Идея обращения или обмена свойствами (в предыдущем примере это был обмен свойствами места и причинности) конститутивно соединена Ницше с идеей заблуждения: критическая деконструкция показывает, что философские модели, такие как феноменализм сознания,— это на самом деле ошибки, систематически возвращающиеся на протяжении всей истории классической метафизики. Не следует ли из открытия того, что отклонение от истины обосновано риторической подстановкой, вывод, что достаточно знать об этом, чтобы иметь возможность отменить действие образца и восстановить свойства на их «собственном» месте? Если атрибуты времени и атрибуты причины неверно ассоциированы друг с другом, может быть, достаточно распутать перепутавшиеся полярности, для того чтобы в некоторой мере восстановить истину. В рассматриваемом примере мы можем сознательно отменить неверную и сбивающую с толку временную схему и поставить на место производной причины, которой ошибочно приписано объективное существование во внешнем мире, подлинную причину, возникающую из критической деконструкции ошибочной причины. Учитывая, что неверное истолкование действительности, систематически, как обнаружил Ницше, повторяющееся на всем протяжении традиции, в самом деле коренится в риторической структуре языка, разве не вправе мы надеяться избежать его, столь же систематически стирая опасно соблазнительные фигуральные свойства этого языка? Нельзя ли перейти от риторического языка литературы к языку, который был бы эпистемологически более надежным, таким, как язык науки или математики? Амбивалентность отношения Ницше к науке и литературе, проявляющаяся, например, в использовании термина «наука» в заглавии «lа gaya scienza» или во фрагментах времен «Рождения трагедии», отражает неоднозначность его позиции. Эти тексты можно прочитать как прославление литературы, но вместе с тем и как ее ниспровержение. Общее направление мысли Ницше по этому вопросу можно лучше всего понять, принимая в расчет тексты, предшествующие курсу риторики 1873 года, и в особенности незавершенную «Philosophenbuch».
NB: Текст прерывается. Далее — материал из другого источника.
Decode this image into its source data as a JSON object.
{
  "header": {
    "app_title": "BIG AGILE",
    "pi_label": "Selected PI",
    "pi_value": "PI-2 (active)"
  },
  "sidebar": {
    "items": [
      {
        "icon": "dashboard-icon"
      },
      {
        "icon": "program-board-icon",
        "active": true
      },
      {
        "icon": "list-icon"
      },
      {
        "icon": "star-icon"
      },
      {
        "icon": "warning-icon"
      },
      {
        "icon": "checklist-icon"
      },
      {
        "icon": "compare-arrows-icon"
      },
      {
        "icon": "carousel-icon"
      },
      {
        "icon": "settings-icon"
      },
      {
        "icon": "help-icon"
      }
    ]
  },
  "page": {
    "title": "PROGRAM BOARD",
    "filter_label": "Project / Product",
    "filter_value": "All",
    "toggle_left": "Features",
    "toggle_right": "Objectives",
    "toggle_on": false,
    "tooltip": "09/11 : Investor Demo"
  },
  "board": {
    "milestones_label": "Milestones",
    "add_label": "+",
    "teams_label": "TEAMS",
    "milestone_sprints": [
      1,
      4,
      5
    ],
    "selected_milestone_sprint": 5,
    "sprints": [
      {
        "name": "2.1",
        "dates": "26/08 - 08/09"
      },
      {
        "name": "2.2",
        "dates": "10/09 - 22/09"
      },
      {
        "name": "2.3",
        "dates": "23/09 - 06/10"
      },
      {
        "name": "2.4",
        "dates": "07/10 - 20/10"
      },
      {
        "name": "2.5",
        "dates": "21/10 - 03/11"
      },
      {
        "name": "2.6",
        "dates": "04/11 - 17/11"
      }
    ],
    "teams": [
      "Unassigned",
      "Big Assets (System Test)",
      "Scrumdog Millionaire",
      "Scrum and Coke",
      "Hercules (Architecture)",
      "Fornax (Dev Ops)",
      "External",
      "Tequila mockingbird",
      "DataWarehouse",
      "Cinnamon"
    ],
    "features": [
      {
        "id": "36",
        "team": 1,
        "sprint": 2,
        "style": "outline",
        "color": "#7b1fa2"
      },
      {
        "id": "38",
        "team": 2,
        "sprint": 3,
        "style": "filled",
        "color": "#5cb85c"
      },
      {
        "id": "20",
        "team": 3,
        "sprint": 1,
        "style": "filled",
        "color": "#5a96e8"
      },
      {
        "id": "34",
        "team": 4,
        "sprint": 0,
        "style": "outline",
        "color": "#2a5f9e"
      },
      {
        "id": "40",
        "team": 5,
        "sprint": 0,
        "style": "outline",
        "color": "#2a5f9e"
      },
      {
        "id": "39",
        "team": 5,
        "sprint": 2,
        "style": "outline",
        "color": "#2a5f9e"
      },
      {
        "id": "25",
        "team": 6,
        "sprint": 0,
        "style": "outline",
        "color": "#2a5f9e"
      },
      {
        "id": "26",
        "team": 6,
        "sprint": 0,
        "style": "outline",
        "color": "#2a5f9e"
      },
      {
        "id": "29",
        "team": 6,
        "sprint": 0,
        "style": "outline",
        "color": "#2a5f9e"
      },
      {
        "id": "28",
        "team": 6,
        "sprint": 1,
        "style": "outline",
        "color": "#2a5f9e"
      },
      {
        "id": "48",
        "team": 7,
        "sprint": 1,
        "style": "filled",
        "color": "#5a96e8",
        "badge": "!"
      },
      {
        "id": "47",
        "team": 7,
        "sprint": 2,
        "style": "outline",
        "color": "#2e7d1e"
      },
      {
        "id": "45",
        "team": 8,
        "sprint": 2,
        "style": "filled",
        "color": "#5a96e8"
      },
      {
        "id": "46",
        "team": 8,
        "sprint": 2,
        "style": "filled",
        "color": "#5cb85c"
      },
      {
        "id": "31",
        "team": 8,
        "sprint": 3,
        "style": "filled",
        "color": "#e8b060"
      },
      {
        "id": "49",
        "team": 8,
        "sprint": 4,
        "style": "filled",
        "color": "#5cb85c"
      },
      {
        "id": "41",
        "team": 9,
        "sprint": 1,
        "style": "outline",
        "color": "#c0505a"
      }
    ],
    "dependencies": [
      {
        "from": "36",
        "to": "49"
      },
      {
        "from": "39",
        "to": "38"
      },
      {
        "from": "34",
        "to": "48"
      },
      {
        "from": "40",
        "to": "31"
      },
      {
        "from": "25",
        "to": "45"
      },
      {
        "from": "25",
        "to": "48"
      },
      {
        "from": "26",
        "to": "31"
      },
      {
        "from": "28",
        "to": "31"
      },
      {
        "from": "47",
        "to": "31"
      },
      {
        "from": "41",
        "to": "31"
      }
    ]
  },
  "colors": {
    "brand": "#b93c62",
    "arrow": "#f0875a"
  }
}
Ибо сам вопрос, который мы рассматриваем, вопрос о возможности бегства из капкана риторики за счет признания риторичности языка,— это главный вопрос «Philosophenbuch» и ее единственного завершенного отрывка, эссе «Об истине и лжи во вненравственном смысле» [«Uber Wahrheit und Luge im aussermoralischen Sinn»]. Это эссе спокойно считает отличительной особенностью языка неизбежное извращение истины риторикой. «Что есть истина?» — спрашивает Ницше и отвечает:
В этой ложной буквальности как раз и забывается риторическое, символическое качество всего языка. Вырождение метафоры в буквальное значение не осуждается, поскольку это не столько забвение истины, сколько забвение не-истины, лжи, которой, в первую очередь, метафора и была. Наивно верить в собственный смысл метафоры, не ведая о проблематичной природе ее фактического, референциального основания.
Первый шаг ницшеанской деконструкции поэтому напоминает нам, как в вышеприведенной цитате, о фигуральности всего языка. В противоположность «Рождению трагедии» в данном тексте открыто заявлено, что эта догадка (insight) — главная тема эссе. Следует ли из этого, что тем самым текст избегает опровергаемого им заблуждения? И поскольку мы вправе считать возможность этого заблуждения отличительной чертой всей литературы, будет ли из этого следовать, что эссе «Об истине и лжи» уже более не литература, но нечто наукообразное — подобно тому, как позволительно называть научным, а не литературным текстом «Трактат» Витгенштейна? И если уж мы называем гибридный текст вроде этого «философским», не вправе ли мы в таком случае считать философию систематической демистификацией литературной риторики?